You will not be expected to tell your hosts and hostesses what is wrong, in your opinion, with them and their country. During this war, and probably after, our fate is closely bound up with that of the United States, and we shall need in this country people who understand the American viewpoint and interpret to us their reactions.

You are going to America as guests. Therefore, you will receive almost unbounded hospitality, the American standard of hospitality being as high as any in the world. Remember, that there is just as high a standard expected of the guest as of the host. You will be expected to feel and show appreciation. Do so.

The Americans are a tremendous nation who have built up standard different from our own in many ways. After all, their forefathers and predecessors in the continent fought to be independent of us. Grant them to be so in your mind as they are in fact.

You are going to the United States to learn. To learn your job, and, in doing so, to learn to like and understand Americans. This is almost as important as your technical training.

For Englishmen, ways of speech are often bound up with ideas of class distinction. Of course, there are differences in any country between the speech of the so-called well-educated and the ill-educated, and America is no exception, but you must beware of transferring unconscious assumptions drawn from your English experience to totally different conditions. The United States were a revolutionary, equalitarian country all the time the frontier was moving west, and, in spite of changes, remain so in sentiment to this day. Speech is not an index of class position, either way.

Just as we have a kind of stage Irishman and stage American in the national gallery of literary mythology, so the Americans have a stage Englishman.

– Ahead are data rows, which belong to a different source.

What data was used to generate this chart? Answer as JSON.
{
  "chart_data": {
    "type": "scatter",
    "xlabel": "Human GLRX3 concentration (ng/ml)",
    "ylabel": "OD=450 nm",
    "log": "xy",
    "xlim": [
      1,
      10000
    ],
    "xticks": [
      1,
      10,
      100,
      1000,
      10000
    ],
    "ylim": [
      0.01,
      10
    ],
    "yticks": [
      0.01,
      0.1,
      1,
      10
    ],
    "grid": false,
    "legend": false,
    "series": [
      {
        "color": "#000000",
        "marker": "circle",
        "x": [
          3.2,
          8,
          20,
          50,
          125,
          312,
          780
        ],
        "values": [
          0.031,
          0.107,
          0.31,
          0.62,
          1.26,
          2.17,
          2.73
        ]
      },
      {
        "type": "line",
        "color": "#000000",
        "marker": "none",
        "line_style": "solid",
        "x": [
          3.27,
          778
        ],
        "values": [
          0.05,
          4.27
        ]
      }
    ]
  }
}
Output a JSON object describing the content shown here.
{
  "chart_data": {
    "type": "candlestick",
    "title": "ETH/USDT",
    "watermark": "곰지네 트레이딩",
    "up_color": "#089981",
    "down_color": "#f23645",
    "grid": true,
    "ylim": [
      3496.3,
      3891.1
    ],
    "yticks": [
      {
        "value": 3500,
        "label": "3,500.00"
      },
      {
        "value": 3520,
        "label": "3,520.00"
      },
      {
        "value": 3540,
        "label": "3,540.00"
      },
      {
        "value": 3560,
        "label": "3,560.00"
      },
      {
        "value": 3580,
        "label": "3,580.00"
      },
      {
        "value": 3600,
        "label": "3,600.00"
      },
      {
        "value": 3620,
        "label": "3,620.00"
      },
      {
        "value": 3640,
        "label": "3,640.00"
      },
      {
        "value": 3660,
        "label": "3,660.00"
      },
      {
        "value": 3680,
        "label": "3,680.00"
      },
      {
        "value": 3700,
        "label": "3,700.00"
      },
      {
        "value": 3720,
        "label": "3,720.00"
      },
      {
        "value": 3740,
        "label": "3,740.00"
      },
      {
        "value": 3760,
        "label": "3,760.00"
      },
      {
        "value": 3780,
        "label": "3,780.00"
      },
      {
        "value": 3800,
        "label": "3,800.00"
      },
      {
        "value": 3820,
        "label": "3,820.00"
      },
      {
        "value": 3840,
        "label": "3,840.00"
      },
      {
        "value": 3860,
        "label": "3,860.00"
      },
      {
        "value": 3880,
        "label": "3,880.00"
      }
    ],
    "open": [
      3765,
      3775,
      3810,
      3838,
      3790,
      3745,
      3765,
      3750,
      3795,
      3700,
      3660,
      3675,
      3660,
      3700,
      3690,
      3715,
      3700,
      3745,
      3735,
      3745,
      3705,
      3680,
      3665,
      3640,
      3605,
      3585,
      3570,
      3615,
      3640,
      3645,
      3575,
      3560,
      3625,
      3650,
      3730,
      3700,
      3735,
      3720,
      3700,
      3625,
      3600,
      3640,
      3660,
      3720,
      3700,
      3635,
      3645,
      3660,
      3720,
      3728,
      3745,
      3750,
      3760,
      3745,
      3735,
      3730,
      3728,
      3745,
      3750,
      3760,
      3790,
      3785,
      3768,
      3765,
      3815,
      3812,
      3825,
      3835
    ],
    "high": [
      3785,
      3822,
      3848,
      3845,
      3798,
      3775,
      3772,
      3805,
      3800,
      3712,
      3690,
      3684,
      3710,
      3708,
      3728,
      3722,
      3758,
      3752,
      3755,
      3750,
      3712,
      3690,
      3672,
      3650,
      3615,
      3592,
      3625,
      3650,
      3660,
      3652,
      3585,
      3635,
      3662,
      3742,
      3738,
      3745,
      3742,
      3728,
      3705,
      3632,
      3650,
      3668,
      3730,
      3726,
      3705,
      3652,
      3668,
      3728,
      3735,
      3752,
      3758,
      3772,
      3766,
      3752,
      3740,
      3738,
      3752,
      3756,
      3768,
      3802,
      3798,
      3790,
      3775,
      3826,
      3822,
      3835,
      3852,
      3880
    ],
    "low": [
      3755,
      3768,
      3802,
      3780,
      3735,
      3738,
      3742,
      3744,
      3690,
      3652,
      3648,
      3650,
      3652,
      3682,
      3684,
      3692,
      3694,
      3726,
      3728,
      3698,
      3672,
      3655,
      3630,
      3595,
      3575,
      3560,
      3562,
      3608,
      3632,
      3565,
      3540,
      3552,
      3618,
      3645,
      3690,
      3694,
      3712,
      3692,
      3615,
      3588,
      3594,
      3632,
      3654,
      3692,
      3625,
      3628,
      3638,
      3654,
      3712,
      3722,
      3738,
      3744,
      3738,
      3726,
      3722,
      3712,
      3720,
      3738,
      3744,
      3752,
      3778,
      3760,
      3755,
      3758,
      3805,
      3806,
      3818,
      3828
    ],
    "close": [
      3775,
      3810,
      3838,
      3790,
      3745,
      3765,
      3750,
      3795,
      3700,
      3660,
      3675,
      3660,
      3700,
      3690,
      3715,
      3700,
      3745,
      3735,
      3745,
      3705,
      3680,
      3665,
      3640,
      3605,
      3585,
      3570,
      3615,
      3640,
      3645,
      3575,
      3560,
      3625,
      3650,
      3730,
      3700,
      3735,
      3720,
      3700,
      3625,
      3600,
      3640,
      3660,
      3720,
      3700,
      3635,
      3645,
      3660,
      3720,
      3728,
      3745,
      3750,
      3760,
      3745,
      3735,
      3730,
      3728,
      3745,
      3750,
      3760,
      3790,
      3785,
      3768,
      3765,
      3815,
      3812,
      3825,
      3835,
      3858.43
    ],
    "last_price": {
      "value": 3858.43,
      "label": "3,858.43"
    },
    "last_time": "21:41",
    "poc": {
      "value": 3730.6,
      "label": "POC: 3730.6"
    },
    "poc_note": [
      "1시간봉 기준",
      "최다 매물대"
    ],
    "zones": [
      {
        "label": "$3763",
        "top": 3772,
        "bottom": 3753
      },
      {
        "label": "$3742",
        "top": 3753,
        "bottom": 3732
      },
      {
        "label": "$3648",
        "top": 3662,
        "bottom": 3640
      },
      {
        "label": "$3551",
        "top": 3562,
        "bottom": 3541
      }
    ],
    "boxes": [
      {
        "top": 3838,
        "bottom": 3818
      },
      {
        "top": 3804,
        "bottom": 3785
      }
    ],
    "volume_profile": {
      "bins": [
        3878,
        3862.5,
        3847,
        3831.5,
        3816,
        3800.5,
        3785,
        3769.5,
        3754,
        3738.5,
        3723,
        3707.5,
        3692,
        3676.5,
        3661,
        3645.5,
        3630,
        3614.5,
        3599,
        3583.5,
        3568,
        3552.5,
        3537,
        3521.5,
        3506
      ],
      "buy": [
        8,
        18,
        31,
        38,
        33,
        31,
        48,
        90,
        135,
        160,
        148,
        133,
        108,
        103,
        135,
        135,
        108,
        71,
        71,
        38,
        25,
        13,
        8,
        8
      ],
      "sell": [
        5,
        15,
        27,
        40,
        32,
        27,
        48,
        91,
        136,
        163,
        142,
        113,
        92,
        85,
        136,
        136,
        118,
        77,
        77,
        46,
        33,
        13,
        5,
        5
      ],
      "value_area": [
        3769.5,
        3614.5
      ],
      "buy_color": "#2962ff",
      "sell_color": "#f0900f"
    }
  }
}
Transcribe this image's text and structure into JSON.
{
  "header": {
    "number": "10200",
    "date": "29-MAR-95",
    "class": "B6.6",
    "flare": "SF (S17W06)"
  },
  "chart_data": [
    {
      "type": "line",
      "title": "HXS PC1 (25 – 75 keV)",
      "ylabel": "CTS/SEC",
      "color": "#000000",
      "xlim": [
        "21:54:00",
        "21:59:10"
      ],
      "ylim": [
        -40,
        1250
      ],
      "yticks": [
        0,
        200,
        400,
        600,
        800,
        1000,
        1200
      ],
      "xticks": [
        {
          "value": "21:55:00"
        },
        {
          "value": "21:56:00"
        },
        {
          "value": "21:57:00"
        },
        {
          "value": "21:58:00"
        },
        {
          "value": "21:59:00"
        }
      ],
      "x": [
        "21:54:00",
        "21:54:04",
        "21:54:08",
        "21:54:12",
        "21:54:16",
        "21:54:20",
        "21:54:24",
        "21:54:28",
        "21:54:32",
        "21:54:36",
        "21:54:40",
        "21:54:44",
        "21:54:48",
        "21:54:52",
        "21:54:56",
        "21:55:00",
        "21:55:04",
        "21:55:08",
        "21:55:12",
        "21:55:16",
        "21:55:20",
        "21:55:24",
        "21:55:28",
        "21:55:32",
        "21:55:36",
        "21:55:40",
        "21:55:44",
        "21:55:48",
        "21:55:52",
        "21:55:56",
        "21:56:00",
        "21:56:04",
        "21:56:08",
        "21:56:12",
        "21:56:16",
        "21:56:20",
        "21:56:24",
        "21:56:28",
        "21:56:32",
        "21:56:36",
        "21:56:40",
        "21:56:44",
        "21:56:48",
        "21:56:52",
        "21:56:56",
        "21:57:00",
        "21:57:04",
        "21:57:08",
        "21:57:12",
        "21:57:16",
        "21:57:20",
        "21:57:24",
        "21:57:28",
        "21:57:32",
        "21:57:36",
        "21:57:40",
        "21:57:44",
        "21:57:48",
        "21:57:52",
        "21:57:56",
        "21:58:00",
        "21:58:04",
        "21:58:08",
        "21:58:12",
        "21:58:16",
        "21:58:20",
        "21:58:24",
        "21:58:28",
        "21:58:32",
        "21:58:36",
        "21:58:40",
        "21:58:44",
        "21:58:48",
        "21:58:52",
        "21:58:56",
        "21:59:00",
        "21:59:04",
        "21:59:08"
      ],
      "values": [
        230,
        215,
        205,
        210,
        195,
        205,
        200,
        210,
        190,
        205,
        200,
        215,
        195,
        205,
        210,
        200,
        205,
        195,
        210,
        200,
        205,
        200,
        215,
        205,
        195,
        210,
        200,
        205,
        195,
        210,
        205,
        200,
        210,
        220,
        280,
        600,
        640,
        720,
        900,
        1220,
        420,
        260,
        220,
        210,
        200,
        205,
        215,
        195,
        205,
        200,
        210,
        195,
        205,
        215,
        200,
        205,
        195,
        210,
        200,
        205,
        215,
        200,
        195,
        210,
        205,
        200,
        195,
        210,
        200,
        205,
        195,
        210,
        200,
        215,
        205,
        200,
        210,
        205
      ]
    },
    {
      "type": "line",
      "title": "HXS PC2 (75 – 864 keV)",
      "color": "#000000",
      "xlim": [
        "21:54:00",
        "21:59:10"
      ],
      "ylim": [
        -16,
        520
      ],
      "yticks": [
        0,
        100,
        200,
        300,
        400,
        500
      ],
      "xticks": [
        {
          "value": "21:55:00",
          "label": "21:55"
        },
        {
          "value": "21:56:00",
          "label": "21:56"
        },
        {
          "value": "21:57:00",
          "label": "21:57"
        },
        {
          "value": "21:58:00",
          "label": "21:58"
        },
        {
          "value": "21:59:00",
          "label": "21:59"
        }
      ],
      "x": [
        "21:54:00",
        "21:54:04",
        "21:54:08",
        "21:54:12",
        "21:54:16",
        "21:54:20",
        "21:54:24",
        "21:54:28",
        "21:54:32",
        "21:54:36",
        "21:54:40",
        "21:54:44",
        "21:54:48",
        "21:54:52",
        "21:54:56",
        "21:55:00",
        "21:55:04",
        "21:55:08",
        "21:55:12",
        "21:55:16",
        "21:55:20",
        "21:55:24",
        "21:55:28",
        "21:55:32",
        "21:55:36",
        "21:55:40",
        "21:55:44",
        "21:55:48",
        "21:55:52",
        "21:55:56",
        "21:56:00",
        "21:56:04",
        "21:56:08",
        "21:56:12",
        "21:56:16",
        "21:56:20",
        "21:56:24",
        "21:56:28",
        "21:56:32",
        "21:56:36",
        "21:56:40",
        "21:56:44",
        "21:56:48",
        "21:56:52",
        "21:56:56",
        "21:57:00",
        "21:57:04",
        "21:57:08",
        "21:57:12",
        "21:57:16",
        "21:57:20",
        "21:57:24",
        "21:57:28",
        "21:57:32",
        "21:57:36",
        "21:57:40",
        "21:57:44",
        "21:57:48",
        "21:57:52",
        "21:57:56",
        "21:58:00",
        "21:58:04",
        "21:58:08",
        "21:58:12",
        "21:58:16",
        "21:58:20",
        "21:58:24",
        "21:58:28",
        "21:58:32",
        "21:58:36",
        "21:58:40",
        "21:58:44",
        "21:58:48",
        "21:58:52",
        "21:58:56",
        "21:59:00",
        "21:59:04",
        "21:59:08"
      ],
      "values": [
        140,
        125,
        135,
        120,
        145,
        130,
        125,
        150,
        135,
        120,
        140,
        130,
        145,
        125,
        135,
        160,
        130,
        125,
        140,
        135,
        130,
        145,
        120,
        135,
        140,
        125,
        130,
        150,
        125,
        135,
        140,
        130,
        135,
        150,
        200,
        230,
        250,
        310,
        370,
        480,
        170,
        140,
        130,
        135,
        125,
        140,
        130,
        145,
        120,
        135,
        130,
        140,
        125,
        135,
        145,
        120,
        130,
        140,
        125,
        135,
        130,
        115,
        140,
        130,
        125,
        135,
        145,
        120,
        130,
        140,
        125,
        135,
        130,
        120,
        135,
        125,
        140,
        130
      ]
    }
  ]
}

Don't be offended if you are measured up against certain characters in Dickens, or more likely against Bertie Wooster and Jeeves. It is poetic justice - and you will live down the comparison, and be taken as a regular guy when your hosts get to know you.

You will find plenty of sportsmanship and a code of what is done and what is not done. But it is not always our code, and you may be surprised at some of the things that are done.

Don't expect the stately minuet of cricket, with its elaborate etiquette, on the baseball field, and remember that barracking is part of the art of the game. The idea is to win, not just to have a game. That idea is not altogether unknown in some games in other parts of the English-speaking world - and it is not a bad idea for a fighting man.